Data minimisation by design
The strongest protection is reading as little as possible. LucidInbox never opens your full message bodies, attachments, calendar or contacts. To classify a message we use only the sender, the subject line, and a short snippet of around the first 200 characters of the body — and even that is automatically deleted after 30 days.
Encryption
All data is encrypted in transit (TLS) and at rest. Connections between your browser, our servers and our providers are encrypted end to end at the transport layer.
EU-based hosting
Our infrastructure runs on servers within the European Union. The Service is operated in line with the EU General Data Protection Regulation (GDPR). Where a provider processes data outside the EEA, we rely on appropriate safeguards such as Standard Contractual Clauses — see our Privacy Policy for details.
Access you control
You connect your mailbox using your provider’s secure authorisation (OAuth) — we never see or store your email password. You can revoke our access at any time, either from within LucidInbox or through your email provider’s security settings. The moment you disconnect, we lose all ability to read your mail. With one click you can erase every snippet and setting we hold.
Internal controls
- Access to production systems is restricted to authorised personnel on a least-privilege basis and protected by strong authentication.
- We vet every sub-processor and bind them to a data processing agreement before any data is shared.
- Your mail is never used to train AI models, never sold, and never shared for advertising.
- We keep no backups or shadow copies of message snippets beyond what is needed to run the Service.
Payments
Payments are handled by Stripe, a PCI-DSS Level 1 certified payment provider. We never receive or store your full card number.
Reporting a vulnerability
No technology is perfect, and we believe that working with the security community is one of the best ways to keep LucidInbox safe. If you believe you have found a security issue, we would love to hear from you. Please email hello@lucidinbox.com with the details and steps to reproduce, and we will get back to you as soon as we can.

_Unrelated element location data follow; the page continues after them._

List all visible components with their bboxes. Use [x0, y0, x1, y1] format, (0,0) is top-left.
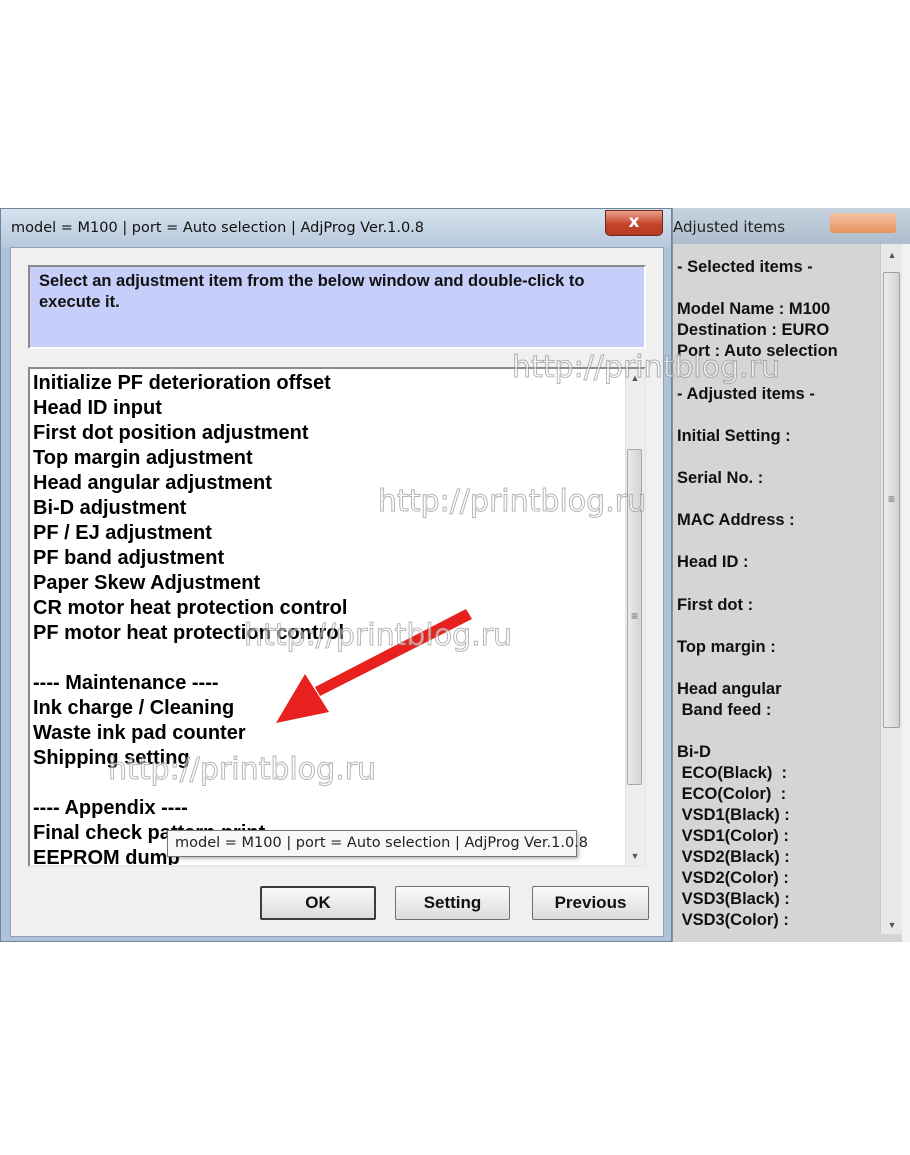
panel-line: ECO(Black) : [677, 764, 788, 782]
adjusted-items-list: - Selected items - Model Name : M100 Des… [673, 244, 881, 942]
panel-line: VSD2(Color) : [677, 869, 789, 887]
panel-line: VSD3(Color) : [677, 911, 789, 929]
panel-close-button[interactable] [830, 213, 896, 233]
panel-line: Destination : EURO [677, 321, 830, 339]
panel-line: - Adjusted items - [677, 385, 815, 403]
panel-line: Model Name : M100 [677, 300, 831, 318]
panel-line: Port : Auto selection [677, 342, 838, 360]
panel-titlebar[interactable]: Adjusted items [673, 208, 910, 244]
panel-line: Serial No. : [677, 469, 764, 487]
scroll-down-icon[interactable]: ▼ [883, 916, 901, 934]
panel-scrollbar[interactable]: ▲ ≡ ▼ [880, 244, 903, 934]
panel-line: VSD1(Color) : [677, 827, 789, 845]
adjusted-items-panel: Adjusted items - Selected items - Model … [672, 208, 910, 942]
panel-line: First dot : [677, 596, 754, 614]
scroll-up-icon[interactable]: ▲ [883, 246, 901, 264]
panel-line: VSD2(Black) : [677, 848, 790, 866]
panel-line: Top margin : [677, 638, 776, 656]
grip-icon: ≡ [888, 492, 896, 506]
panel-line: VSD3(Black) : [677, 890, 790, 908]
scroll-thumb[interactable]: ≡ [883, 272, 900, 728]
panel-line: - Selected items - [677, 258, 813, 276]
panel-title: Adjusted items [673, 218, 786, 236]
panel-line: VSD1(Black) : [677, 806, 790, 824]
panel-line: Bi-D [677, 743, 711, 761]
panel-line: Band feed : [677, 701, 772, 719]
panel-edge [902, 244, 910, 942]
panel-line: ECO(Color) : [677, 785, 787, 803]
panel-line: Initial Setting : [677, 427, 791, 445]
panel-line: Head ID : [677, 553, 749, 571]
panel-line: MAC Address : [677, 511, 795, 529]
panel-line: Head angular [677, 680, 782, 698]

How we’d like to work together
- Let us know as soon as possible after you discover a potential issue, and we’ll do our best to resolve it quickly.
- Please give us a reasonable amount of time to investigate and fix the issue before sharing it publicly or with a third party.
- Make a good-faith effort to avoid privacy violations, data destruction, and any interruption or degradation of the Service. Only interact with accounts you own or have explicit permission to access.
- If you need a test account, one is plenty — please don’t create large numbers of accounts. If you need more, just ask us first.
In scope
This policy covers lucidinbox.com. Issues affecting third-party services we rely on (such as our hosting or payment providers) are best reported directly to those providers, though we’re always happy to help point you in the right direction.
Out of scope
To help us focus on issues that genuinely put people at risk, the following are generally not things we’re able to act on:
- Denial-of-service (DoS) attacks and spamming.
- Social engineering or phishing of our team, contractors, or users.
- Any physical attempts against our property or infrastructure.
- The presence, absence, or configuration of email records such as SPF, DKIM, or DMARC.
- Account enumeration — we accept this as a trade-off that keeps the sign-in experience clear and friendly.
- Reports generated by automated scanners without a demonstrated, real-world impact.
Safe harbour
Any activity carried out in a manner consistent with this policy will be considered authorised conduct, and we will not pursue legal action against you. If a third party initiates legal action against you in connection with research conducted under this policy, we will take steps to make it known that your actions were carried out in compliance with it. Thank you for helping keep LucidInbox and its users safe.